Leica R8 #2416217 black body circa 1998.The camera has a Leica power winder 14208 ser#0769B.
Condtion: The camera is in good condition but has a small paint loss just below the lens release button on the front of the body.
History: The Leica R8 was built between 1996-2002. Industrial designer Manfred Meinzer was chiefly responsible for the R8 design, along with a team of designers largely new to Leica or drawn from outside. The R8 was intended as a clean break from the previous generation of Leica R cameras, which had been developed in cooperation with Minolta. A key design goal was to evoke the Leica M and its smooth top plate; instead of a raised pentaprism as in previous R series cameras, the R8 has sloped "shoulders" that blend almost seamlessly into the pentaprism housing. The shape is strongly asymmetrical, especially in plan view, with a bulged right handgrip and smaller, tapered left-hand side.
Another goal was to improve the ergonomics and to place controls so they could be easily reached and operated without removing the eye from the viewfinder.
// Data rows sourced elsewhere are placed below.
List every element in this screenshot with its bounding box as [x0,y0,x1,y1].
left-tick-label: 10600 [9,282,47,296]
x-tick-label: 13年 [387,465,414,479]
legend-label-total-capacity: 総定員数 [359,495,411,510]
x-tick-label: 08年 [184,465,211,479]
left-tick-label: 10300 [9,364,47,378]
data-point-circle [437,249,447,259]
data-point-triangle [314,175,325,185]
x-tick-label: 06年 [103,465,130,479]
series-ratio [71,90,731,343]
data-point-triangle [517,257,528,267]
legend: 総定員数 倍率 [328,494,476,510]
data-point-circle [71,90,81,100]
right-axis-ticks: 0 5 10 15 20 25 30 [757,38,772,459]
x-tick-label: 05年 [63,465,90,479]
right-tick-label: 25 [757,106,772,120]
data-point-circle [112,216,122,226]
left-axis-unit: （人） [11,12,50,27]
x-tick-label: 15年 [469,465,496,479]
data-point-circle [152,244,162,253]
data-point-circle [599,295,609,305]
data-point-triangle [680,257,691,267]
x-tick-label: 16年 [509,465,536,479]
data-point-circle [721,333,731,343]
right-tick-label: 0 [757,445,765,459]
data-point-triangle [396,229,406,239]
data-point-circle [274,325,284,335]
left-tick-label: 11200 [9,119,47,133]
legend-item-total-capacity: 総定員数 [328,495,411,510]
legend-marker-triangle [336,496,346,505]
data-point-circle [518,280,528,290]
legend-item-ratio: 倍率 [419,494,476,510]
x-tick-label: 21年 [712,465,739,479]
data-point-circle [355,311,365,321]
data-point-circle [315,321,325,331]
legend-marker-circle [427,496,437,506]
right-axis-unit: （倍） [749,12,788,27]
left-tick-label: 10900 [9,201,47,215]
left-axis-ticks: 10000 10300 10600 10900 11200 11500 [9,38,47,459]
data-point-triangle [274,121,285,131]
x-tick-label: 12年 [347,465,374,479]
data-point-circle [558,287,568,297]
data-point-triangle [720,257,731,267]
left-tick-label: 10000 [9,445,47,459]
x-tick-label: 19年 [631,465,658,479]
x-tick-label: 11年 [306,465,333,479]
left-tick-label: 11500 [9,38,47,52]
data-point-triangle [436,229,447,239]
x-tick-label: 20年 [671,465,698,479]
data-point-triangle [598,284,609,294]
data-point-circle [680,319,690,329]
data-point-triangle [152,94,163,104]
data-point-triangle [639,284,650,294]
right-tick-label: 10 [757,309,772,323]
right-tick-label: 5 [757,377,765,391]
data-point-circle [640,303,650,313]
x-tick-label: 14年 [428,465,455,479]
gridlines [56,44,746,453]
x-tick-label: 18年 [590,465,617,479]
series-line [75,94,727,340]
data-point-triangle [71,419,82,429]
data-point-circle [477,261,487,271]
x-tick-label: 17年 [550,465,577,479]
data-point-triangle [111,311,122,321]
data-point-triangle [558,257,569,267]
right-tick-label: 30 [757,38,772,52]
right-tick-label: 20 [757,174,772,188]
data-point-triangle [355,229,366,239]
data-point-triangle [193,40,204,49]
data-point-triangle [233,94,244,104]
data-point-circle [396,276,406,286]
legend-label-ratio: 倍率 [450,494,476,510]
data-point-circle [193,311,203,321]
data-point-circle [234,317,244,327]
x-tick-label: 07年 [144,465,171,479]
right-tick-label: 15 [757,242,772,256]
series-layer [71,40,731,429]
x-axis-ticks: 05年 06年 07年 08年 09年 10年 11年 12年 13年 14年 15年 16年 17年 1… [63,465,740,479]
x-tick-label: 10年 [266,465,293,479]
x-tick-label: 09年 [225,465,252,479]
Although the R8 is capable of fully automated exposure and (with the addition of the integrally-styled motor drive or winder) automated film transport, the location of the shutter speed dial lends itself to manual exposure control, as many Leica customers preferred this. In this it differs strongly from other contemporary SLRs, which were designed primarily for automatic operation. The top control wheels are sunk into the top plate, with knurled edges protruding at the front where they can easily be operated by the photographer's fingertips.
The R8 is substantially larger and heavier than the R4-R7 series cameras, being about a third heavier at 890g than the R7. This is partly explained by being built to take and balance the heavier zoom lenses in the Leica R lens range. The styling of the R8 proved controversial, some photographers consider it ugly and dubbed it the "Hunchback of Solms" (Solms is the German town where Leica was headquartered; the company moved back to its original home town of Wetzlar in 2014). The size and bulk of the camera attracted much criticism.